Likelihood function
If the individual members in the sample are independent then the likelihood function can be based on the joint probability distribution (which is the product of the individual distributions):
$$\mathcal{L}(\theta;\mathbf{x}) = \prod_{i=1}^n f(x_i|\theta) = \prod_{i=1}^n (\theta + 1)x_i^\theta = (\theta+1)^n P(\mathbf{x})^\theta$$
where $P(\mathbf{x}) = \prod_{i=1}^n x_i$
and you get for the likelihood ratio:
$$\Lambda(\mathbf{x}) = \frac{\mathcal{L}(\theta_1;\mathbf{x})}{\mathcal{L}(\theta_2;\mathbf{x})} = \left( \frac{\theta_1+1}{\theta_2+1} \right)^n P(\mathbf{x})^{\theta_1-\theta_2}$$
Distribution of $P(\mathbf{x}) = \prod_{i=1}^n x_i$
$P(\mathbf{x}) = \prod_{i=1}^n x_i$ is the statistic that we can use to fully describe the likelihood ratio. Let's have a look how it is distributed.
We can find the distribution of $P$ by using the general formula for a product distribution:
$$ f(x_1 \cdot x_2 = p) = \int_p^1 x_2^{-1}f(p/x_2) f(x_2) dx_2 = (\theta+1)^2 p^\theta \log p $$
a process which you can continue and you have more generally
$$f(p) = \frac{(\theta+1)^n p^\theta(-\log p)^{n-1}}{(n-1)!}$$
in a plot this looks as following
Principle of the Neyman-Pearson lemma
What you should note about these graphs is that the probability density for observing a particular $P$ is not the same for each $\theta$. With the hypothesis $\theta=1$ you are more likely to get smaller values of $P$ in comparison to the hypothesis $\theta = 2$
- Now the point of the Neyman-Pearson lemma is to find a region where the probability of rejecting the null hypothesis, conditional that the null hypothesis is true, is equal to the chosen $\alpha$ level (e.g. 5%), while making the probability of rejecting the null hypothesis, conditional that the alternative hypothesis is true, maximum. This occurs when we choose those regions where the ratio $\Lambda$ is smallest.

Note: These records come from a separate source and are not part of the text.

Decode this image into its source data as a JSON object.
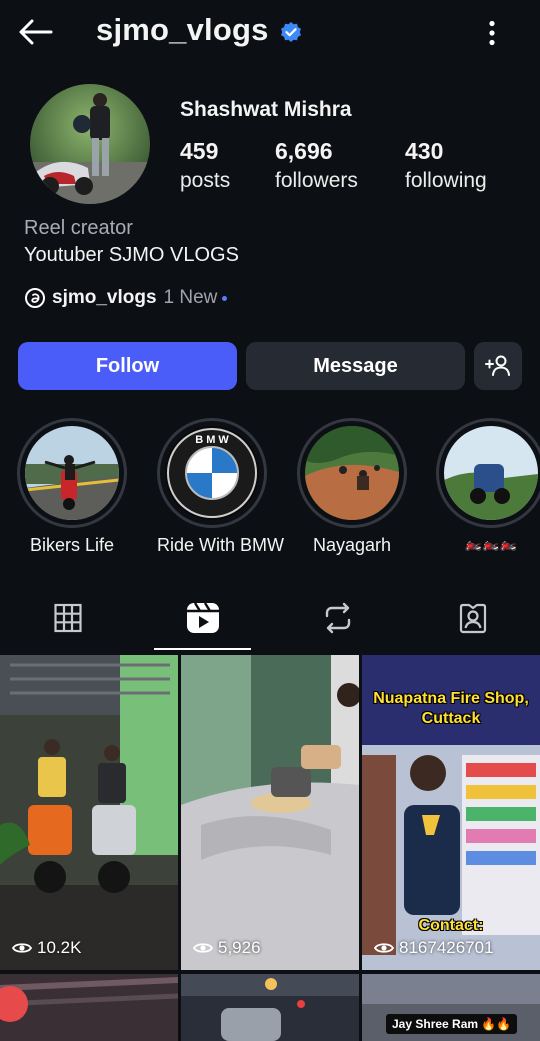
{
  "header": {
    "username": "sjmo_vlogs",
    "back_icon": "arrow-left-icon",
    "verified_icon": "verified-badge-icon",
    "more_icon": "more-vertical-icon"
  },
  "profile": {
    "full_name": "Shashwat Mishra",
    "stats": [
      {
        "value": "459",
        "label": "posts"
      },
      {
        "value": "6,696",
        "label": "followers"
      },
      {
        "value": "430",
        "label": "following"
      }
    ],
    "category": "Reel creator",
    "bio": "Youtuber SJMO VLOGS",
    "threads": {
      "handle": "sjmo_vlogs",
      "badge": "1 New"
    }
  },
  "actions": {
    "follow_label": "Follow",
    "message_label": "Message",
    "add_user_icon": "add-person-icon"
  },
  "highlights": [
    {
      "label": "Bikers Life"
    },
    {
      "label": "Ride With BMW",
      "logo_text": "B M W"
    },
    {
      "label": "Nayagarh"
    },
    {
      "label": "🏍️🏍️🏍️"
    }
  ],
  "tabs": [
    {
      "icon": "grid-icon"
    },
    {
      "icon": "reels-icon",
      "active": true
    },
    {
      "icon": "repost-icon"
    },
    {
      "icon": "tagged-icon"
    }
  ],
  "grid": {
    "items": [
      {
        "views": "10.2K"
      },
      {
        "views": "5,926"
      },
      {
        "views": "8167426701",
        "title": "Nuapatna Fire Shop, Cuttack",
        "contact": "Contact:"
      },
      {},
      {},
      {
        "caption": "Jay Shree Ram 🔥🔥"
      }
    ]
  },
  "colors": {
    "background": "#0c0f14",
    "follow_button": "#4a5df9",
    "secondary_button": "#262a33",
    "verified": "#3d8af7"
  }
}
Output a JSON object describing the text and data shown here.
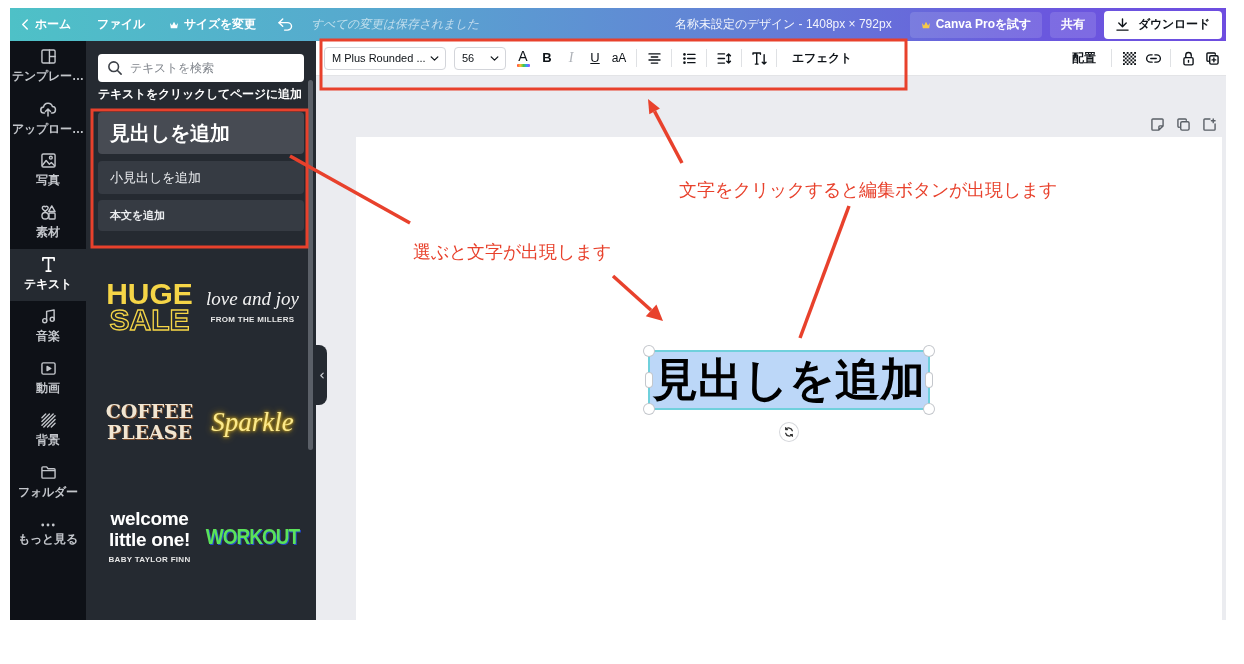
{
  "top_bar": {
    "home": "ホーム",
    "file": "ファイル",
    "resize": "サイズを変更",
    "save_status": "すべての変更は保存されました",
    "design_title": "名称未設定のデザイン - 1408px × 792px",
    "pro_button": "Canva Proを試す",
    "share": "共有",
    "download": "ダウンロード"
  },
  "side_rail": {
    "items": [
      {
        "label": "テンプレー…",
        "selected": false
      },
      {
        "label": "アップロー…",
        "selected": false
      },
      {
        "label": "写真",
        "selected": false
      },
      {
        "label": "素材",
        "selected": false
      },
      {
        "label": "テキスト",
        "selected": true
      },
      {
        "label": "音楽",
        "selected": false
      },
      {
        "label": "動画",
        "selected": false
      },
      {
        "label": "背景",
        "selected": false
      },
      {
        "label": "フォルダー",
        "selected": false
      },
      {
        "label": "もっと見る",
        "selected": false
      }
    ]
  },
  "text_panel": {
    "search": {
      "placeholder": "テキストを検索"
    },
    "heading": "テキストをクリックしてページに追加",
    "add_buttons": [
      {
        "kind": "heading",
        "label": "見出しを追加"
      },
      {
        "kind": "subheading",
        "label": "小見出しを追加"
      },
      {
        "kind": "body",
        "label": "本文を追加"
      }
    ],
    "samples": [
      {
        "kind": "block",
        "lines": [
          "HUGE",
          "SALE"
        ]
      },
      {
        "kind": "script",
        "lines": [
          "love and joy"
        ],
        "caption": "FROM THE MILLERS"
      },
      {
        "kind": "slab",
        "lines": [
          "COFFEE",
          "PLEASE"
        ]
      },
      {
        "kind": "neon",
        "lines": [
          "Sparkle"
        ]
      },
      {
        "kind": "rounded",
        "lines": [
          "welcome",
          "little one!"
        ],
        "caption": "BABY TAYLOR FINN"
      },
      {
        "kind": "condensed",
        "lines": [
          "WORKOUT"
        ]
      }
    ]
  },
  "toolbar": {
    "font": "M Plus Rounded ...",
    "size": "56",
    "format_buttons": [
      {
        "kind": "color",
        "label": "A",
        "disabled": false
      },
      {
        "kind": "bold",
        "label": "B",
        "disabled": false
      },
      {
        "kind": "italic",
        "label": "I",
        "disabled": true
      },
      {
        "kind": "underline",
        "label": "U",
        "disabled": false
      },
      {
        "kind": "case",
        "label": "aA",
        "disabled": false
      }
    ],
    "effects": "エフェクト",
    "position": "配置"
  },
  "page": {
    "elements": [
      {
        "text": "見出しを追加",
        "selected": true
      }
    ]
  },
  "annotations": {
    "callouts": [
      "文字をクリックすると編集ボタンが出現します",
      "選ぶと文字が出現します"
    ]
  }
}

In the first image ($n=3$) you see that the power is not really high (100-12.6 = 87.4% probability to make a type II error when $\theta=2$) but this power increases when $n$ increases. In the second image ($n=6$) the power has increased to 20.3%.
Choosing a critical region
The critical region is found by setting
$$Pr(\Lambda < c_\Lambda | H_0) = \alpha$$
Such that we only get a type I error (falsely rejecting the $H_0$ conditional on $H_0$ being true) in a fraction $\alpha$ of the cases.
To express this (in the case of the exercise) we can use $P(\mathbf{x}) = \prod_{i=1}^n x_i$, the statistic that fully describes the likelihood ratio. And when $\theta_1<\theta_2$ then we can say that if $\Lambda$ is smaller than some critical level then $P(\mathbf{x})$ is larger than some critical level. Thus we look for:
$$Pr(P(\mathbf{x})>c_P|H_0) = \alpha$$
which can be found using the earlier expressed distribution function of $P(\mathbf{x})$
$$F(p) = \int_0^p f(x) dx = \frac{(\theta+1)^n}{(n-1)!} \int_0^p x^\theta (-\log x)^{n-1} dx = 1-\alpha$$
Now this can be expressed analytically
$$\frac{(\theta+1)^n}{(n-1)!} \int_0^p x^\theta (-\log x)^{n-1} dx = p^{\theta+1} \sum_{i=0}^{n-1}\frac{(-(\theta+1) \log p)^{i}}{i!} = 1-\alpha$$
which is an implicit form of which I am not sure whether you can solve this in closed form, but it is not too difficult to use computational methods to solve it.
(Alternatively, you could express it in terms of the regularized incomplete gamma function. This relates also to the comment from StubbornAtom that the product of $x_i$ is related to the sum of $\log(x_i)$ and the distribution of these is a gamma distribution.)
Best Answer
You want high probability of rejection of $H_0$ when $H_1$ is true, which would lead to the choice of values of $x$ with high values of $f(x;1)$. On the other hand, every time you include a value $x$ in your critical region you increase the power of your test by $f(x;1)$ but also the probability of unduly rejecting $H_0$ by $f(x;0)$. You want maximum power, but not exceeding your pre-assigned "budget" of Type I error of $\alpha=0.05$.
If you were buying potatos in a market, you would take first the offers of those which give you the most potatos per unit of money. Similarly here, you would pick for your critical region those values of $x$ which give you the maximum ratio $f(x;1)/f(x;0)$ (conveniently calculated for you in the last row).
Here, that would lead to picking $\{1,2\}$ for a total expense of 0.04. Adding $x=3$ to these would exceed your budget, so you add only "one half" of $x=3$, by playing a lottery which rejects the null hypothesis one half of the time when you observe $x=3$. With this device, your total probability of unduly rejecting $H_0$ will be $\alpha=0.05$ as required.